P.S. I guess I just don't.... like you anymore. In fact I HATE you. I hate you so much.

Thursday, January 13, 2011

Our relationship consists of me telling you to follow me or telling you to shutup or calling you a baby. For some reason this week I started feeling a need to be better to you and, well, I think I have. I'm not going to lie to you though, you're fat, you're overweight, and you have an underbite like no one I've ever seen. Your ugly is what I'm saying. And no matter what I do everytime we hug I have black hairs all over my shirt. Nevermind the fact that you eat your own shit. I love taking you for walks because where you go next is a clear conception of what your mind is saying and how it all works. It fascinates me that you get around without speaking any language or anything. WHat do your thoughts sound like? When I don't give you attention you yelp at me. Who does that? To tell you the truth there are some I wish did. And when I get in the dumps about them you're always there to say, "Hey how about a walk? You can think things through!" Even though its not me you care about its you getting to see those other ones like you down the street. Boy, they sure never shut the fuck up. But neither do you. But my point is you're goddamn cute, Pedro. I love you. And I hope when you go to the Doggy Day Care you get lots of dog pussy. Cause you deserve it you shit. Eat shit. No wait... you actually will.

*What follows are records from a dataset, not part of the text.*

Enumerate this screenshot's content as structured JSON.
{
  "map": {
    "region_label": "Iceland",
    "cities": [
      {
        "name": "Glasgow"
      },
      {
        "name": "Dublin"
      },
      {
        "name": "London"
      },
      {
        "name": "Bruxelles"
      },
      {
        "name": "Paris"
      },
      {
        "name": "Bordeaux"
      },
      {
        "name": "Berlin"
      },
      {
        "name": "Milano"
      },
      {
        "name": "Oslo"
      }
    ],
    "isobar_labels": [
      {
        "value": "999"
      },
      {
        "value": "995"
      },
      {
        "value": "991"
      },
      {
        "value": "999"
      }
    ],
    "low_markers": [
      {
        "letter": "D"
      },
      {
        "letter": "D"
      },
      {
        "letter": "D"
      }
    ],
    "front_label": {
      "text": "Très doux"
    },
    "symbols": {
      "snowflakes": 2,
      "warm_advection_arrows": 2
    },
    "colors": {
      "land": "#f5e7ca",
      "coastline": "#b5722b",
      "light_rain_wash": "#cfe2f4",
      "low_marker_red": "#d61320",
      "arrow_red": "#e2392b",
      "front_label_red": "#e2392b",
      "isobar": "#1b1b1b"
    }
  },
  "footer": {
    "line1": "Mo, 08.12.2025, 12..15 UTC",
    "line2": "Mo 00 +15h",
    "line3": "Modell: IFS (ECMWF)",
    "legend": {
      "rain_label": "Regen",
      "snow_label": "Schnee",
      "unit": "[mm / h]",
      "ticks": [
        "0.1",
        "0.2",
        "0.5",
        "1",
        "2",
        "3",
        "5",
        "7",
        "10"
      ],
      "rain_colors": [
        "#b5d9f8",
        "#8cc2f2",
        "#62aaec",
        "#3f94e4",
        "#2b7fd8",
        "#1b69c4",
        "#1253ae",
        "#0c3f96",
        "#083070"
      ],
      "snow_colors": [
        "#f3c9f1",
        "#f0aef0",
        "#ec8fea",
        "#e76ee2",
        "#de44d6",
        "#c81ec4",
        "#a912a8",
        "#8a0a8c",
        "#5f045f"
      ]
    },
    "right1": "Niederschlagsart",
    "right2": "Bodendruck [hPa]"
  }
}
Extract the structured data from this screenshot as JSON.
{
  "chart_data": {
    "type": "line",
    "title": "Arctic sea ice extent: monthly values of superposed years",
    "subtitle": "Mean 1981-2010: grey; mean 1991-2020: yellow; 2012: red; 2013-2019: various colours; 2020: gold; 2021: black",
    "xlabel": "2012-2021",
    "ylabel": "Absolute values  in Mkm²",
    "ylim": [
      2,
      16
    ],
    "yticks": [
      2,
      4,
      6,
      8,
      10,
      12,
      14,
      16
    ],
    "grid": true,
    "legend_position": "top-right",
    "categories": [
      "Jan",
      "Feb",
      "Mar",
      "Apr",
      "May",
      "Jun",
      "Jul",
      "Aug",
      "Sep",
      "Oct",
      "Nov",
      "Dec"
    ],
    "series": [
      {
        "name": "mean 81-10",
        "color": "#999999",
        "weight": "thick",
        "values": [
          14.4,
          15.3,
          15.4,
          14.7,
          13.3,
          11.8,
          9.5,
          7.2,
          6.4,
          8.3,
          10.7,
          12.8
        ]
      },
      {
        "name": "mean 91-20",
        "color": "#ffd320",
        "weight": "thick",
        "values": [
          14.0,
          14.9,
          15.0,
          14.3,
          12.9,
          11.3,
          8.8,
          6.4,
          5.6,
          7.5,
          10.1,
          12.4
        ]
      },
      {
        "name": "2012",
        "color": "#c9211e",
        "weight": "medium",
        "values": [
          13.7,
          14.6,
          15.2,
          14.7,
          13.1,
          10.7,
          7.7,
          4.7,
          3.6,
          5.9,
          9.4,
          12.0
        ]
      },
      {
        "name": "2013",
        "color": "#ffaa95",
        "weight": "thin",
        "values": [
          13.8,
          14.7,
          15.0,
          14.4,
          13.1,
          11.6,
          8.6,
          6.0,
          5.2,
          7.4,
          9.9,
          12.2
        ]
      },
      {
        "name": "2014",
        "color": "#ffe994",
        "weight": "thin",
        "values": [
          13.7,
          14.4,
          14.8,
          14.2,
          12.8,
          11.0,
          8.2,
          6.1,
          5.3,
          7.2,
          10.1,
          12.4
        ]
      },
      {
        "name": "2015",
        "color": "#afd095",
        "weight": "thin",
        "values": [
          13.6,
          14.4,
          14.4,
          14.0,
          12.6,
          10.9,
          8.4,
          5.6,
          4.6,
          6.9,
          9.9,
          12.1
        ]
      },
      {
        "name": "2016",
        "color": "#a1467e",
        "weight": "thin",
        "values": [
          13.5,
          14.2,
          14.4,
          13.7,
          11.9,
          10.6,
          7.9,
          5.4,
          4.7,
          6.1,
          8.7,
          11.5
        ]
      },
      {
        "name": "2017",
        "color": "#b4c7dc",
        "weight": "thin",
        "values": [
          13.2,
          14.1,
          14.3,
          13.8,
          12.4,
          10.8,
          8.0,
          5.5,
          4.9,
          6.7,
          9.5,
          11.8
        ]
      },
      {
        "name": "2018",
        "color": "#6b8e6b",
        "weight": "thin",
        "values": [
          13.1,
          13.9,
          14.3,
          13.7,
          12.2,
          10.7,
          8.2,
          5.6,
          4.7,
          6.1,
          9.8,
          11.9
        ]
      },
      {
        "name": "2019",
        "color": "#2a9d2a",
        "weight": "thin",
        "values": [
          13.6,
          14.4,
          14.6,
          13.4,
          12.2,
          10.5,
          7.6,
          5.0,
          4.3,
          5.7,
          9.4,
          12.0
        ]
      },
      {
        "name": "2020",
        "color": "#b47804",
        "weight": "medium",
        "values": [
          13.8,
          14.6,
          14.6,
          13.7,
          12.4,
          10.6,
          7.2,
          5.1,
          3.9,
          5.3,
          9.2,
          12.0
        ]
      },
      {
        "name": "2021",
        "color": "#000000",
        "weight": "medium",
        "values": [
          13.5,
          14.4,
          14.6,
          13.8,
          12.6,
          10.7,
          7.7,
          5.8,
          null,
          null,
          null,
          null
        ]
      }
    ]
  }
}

P.S. Remember when I used to sing "I've Been Working on the Railroad" to you before I went to bed every night? Well I guess it paid off, puppy boy, I guess it paid off.

Sunday, January 9, 2011

I don't believe you and you didn't argue. So I'm gonna it official, ok? Back to those days...

Saturday, January 8, 2011

I find it kind of funny, I find it kind of sad, the dreams in which I'm dying are the best I've ever had.

Tuesday, January 4, 2011

You looked around. You couldn't even take it. I wish I could do that everyday. I would if it would always mean something to you. But that'll get old. Its time to find some new thing to make you do that. But god its been a while.

Monday, January 3, 2011

Heyheyheyheyhey shhhhhhh. You've obviously forgotten what I said not so long ago. Things are just slow is all. But I have no doubt they'll pick back up again. There just slow is all.

Sunday, January 2, 2011

We've lost our spark. There's almost no excitement. We need to reconnect or I'm gonna forget, the way I could swear you already have.